Startup executives at the Southland Southern Culture and Technology conference see the health care sector as still ripe with opportunity but said remaining focused and standing out are the hurdles in health care entrepreneurship today.
Chris Sherrill, senior manager at health care accelerator Healthbox, led a discussion panel featuring a few of the Chicago-based incubator's alumni, who discussed challenges and opportunities in starting new companies and growing existing ones.
"Players in the health care industry are open to figuring out how to work with early-stage startups," said Joanna Rogerson, CEO of GEMA, a patient engagement company. "There's a spirit of co-development."
Chase Perry, director at the Nashville Capital Network, said health care entrepreneurship was once dominated by industry experts, but other sectors were moving in fast.

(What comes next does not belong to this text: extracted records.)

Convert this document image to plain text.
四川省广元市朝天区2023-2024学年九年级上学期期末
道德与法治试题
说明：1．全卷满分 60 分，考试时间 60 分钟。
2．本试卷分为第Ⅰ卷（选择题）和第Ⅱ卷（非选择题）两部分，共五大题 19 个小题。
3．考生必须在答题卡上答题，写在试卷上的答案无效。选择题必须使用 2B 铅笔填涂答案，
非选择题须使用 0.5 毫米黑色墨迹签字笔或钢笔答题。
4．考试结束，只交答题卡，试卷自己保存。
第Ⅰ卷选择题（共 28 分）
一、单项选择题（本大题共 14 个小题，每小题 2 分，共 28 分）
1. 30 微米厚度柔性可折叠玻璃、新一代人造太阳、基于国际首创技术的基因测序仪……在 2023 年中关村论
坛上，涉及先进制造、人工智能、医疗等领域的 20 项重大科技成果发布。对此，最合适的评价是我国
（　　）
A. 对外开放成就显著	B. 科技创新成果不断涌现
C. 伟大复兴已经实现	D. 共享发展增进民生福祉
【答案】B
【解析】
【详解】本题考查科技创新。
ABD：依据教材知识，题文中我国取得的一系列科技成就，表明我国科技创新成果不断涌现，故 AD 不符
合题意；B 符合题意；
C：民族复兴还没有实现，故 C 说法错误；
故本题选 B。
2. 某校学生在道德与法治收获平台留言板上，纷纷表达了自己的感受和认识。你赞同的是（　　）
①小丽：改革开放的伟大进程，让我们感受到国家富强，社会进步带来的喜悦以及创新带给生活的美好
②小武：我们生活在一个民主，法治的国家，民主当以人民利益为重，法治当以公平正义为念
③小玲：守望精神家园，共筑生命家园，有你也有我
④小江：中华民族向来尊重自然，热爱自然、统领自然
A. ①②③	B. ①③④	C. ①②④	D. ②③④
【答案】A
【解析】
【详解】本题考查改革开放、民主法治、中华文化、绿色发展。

"There's so much opportunity in a lot of different areas of health care, and many entrepreneurs. The challenge becomes how you differentiate yourself," said Perry (pictured). "It creates a higher burden of proof for the younger companies."
Entrepreneurs must focus on their specific market, the panel advised, and define who the company advocates for — patients, providers or payers. However, many companies have to play in a challenging dual space, engaging two or more players with one product.
"You're having to do two things at once," said Steven Elliot, CEO at eClinic Healthcare. "Engaging patients with a new access point while also marketing the product to physicians."
For Daniel Hightower, CEO and co-founder of health care marketing company Clariture, opportunities were specific: "Anything that increases revenue or decreases costs for providers. Anything that breaks down data silos, and anything that connects consumers," he said.
Healthbox is currently accepting applications for its second round of business incubation in Nashville, set to begin in September.